Gesù introducendo le sue parole con “Ma io vi dico…” illustra punto per punto in che senso sia venuto a dare compimento alla Legge antica senza abolirla.  Descrive comandamento per comandamento cosa sia quella perfezione radicale che aveva preannunciato. È un discorso ai discepoli e non alla folla. Non sono quindi parole per tutti. Il malvagio è chiamato malvagio, nel suo discorso non c’è buonismo, né psicologia né sociologia. Cinque versetti dopo dirà loro: “Siate perfetti come è perfetto il Padre vostro che è nei cieli”. Da rimanere annichiliti. Una lettura moralistica del Vangelo di oggi è particolarmente odiosa. Descritto in contro luce è il cuore stesso di Cristo. L’unico perfetto Figlio del Padre è Gesù che sta parlando.

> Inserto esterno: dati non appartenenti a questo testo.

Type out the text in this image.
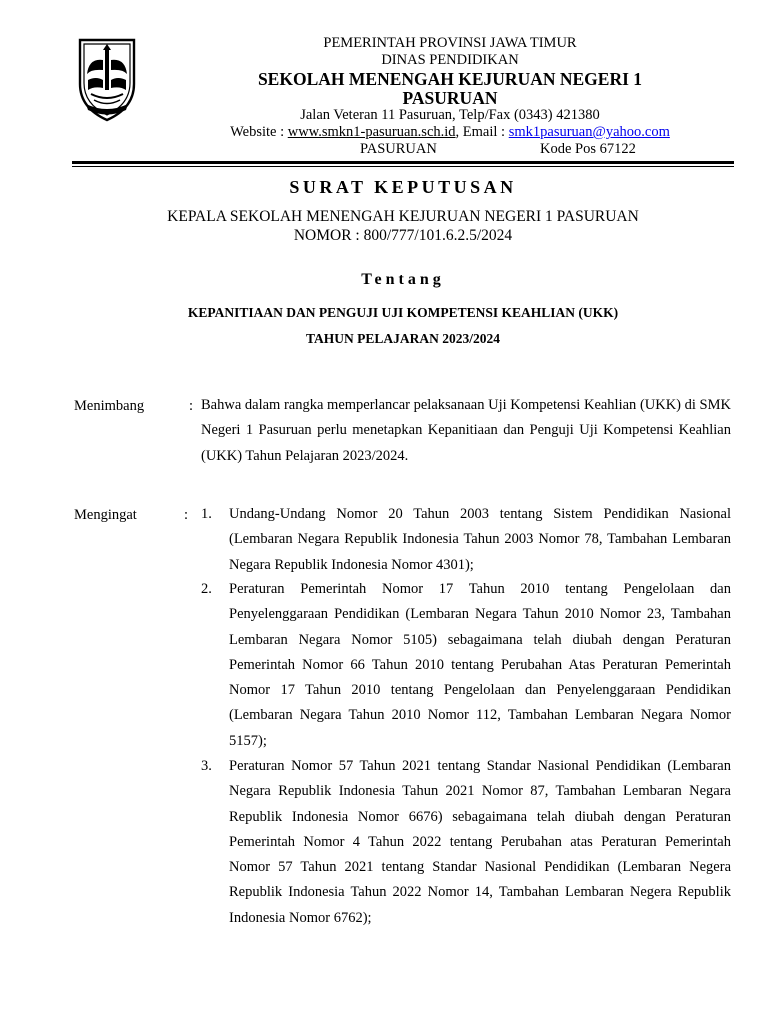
PEMERINTAH PROVINSI JAWA TIMUR
DINAS PENDIDIKAN
SEKOLAH MENENGAH KEJURUAN NEGERI 1
PASURUAN
Jalan Veteran 11 Pasuruan, Telp/Fax (0343) 421380
Website : www.smkn1-pasuruan.sch.id, Email : smk1pasuruan@yahoo.com
PASURUAN	Kode Pos 67122
SURAT KEPUTUSAN
KEPALA SEKOLAH MENENGAH KEJURUAN NEGERI 1 PASURUAN
NOMOR : 800/777/101.6.2.5/2024
Tentang
KEPANITIAAN DAN PENGUJI UJI KOMPETENSI KEAHLIAN (UKK)
TAHUN PELAJARAN 2023/2024
Menimbang	: Bahwa dalam rangka memperlancar pelaksanaan Uji Kompetensi Keahlian (UKK) di SMK Negeri 1 Pasuruan perlu menetapkan Kepanitiaan dan Penguji Uji Kompetensi Keahlian (UKK) Tahun Pelajaran 2023/2024.
Mengingat	: 1. Undang-Undang Nomor 20 Tahun 2003 tentang Sistem Pendidikan Nasional (Lembaran Negara Republik Indonesia Tahun 2003 Nomor 78, Tambahan Lembaran Negara Republik Indonesia Nomor 4301);
2. Peraturan Pemerintah Nomor 17 Tahun 2010 tentang Pengelolaan dan Penyelenggaraan Pendidikan (Lembaran Negara Tahun 2010 Nomor 23, Tambahan Lembaran Negara Nomor 5105) sebagaimana telah diubah dengan Peraturan Pemerintah Nomor 66 Tahun 2010 tentang Perubahan Atas Peraturan Pemerintah Nomor 17 Tahun 2010 tentang Pengelolaan dan Penyelenggaraan Pendidikan (Lembaran Negara Tahun 2010 Nomor 112, Tambahan Lembaran Negara Nomor 5157);
3. Peraturan Nomor 57 Tahun 2021 tentang Standar Nasional Pendidikan (Lembaran Negara Republik Indonesia Tahun 2021 Nomor 87, Tambahan Lembaran Negara Republik Indonesia Nomor 6676) sebagaimana telah diubah dengan Peraturan Pemerintah Nomor 4 Tahun 2022 tentang Perubahan atas Peraturan Pemerintah Nomor 57 Tahun 2021 tentang Standar Nasional Pendidikan (Lembaran Negera Republik Indonesia Tahun 2022 Nomor 14, Tambahan Lembaran Negera Republik Indonesia Nomor 6762);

La novità quindi non è solo nel contenuto dei comandamenti antichi che Gesù porta a piena perfezione, ma anche e soprattutto nella via per noi per poter vivere tutto questo. La perfezione divina è dono di grazia non conquista. Queste parole del Vangelo di oggi le vediamo compiute, anzi incarnate da Gesù nelle ore della Passione e in tutti i suoi santi uniti a Lui. Per capire che cosa Gesù volesse dire con precisione con le parole del Vangelo di oggi basta leggere che cosa fece lui o i suoi martiri quando si trovarono accusati, percossi, umiliati in mezzo ai malvagi. La vicenda di Cristo diventa così la chiave di lettura  della vita dei veri discepoli. Santificati dallo Spirito di Cristo vivono negli avvenimenti della storia la perfezione filiale di Cristo. Così sia per tutti noi.

Vangelo   Mt 5, 38-42
Dal vangelo secondo Matteo
In quel tempo, Gesù disse ai suoi discepoli:
«Avete inteso che fu detto: “Occhio per occhio” e “dente per dente”. Ma io vi dico di non opporvi al malvagio; anzi, se uno ti dà uno schiaffo sulla guancia destra, tu pórgigli anche l’altra, e a chi vuole portarti in tribunale e toglierti la tunica, tu lascia anche il mantello.
E se uno ti costringerà ad accompagnarlo per un miglio, tu con lui fanne due.
Da’ a chi ti chiede, e a chi desidera da te un prestito non voltare le spalle».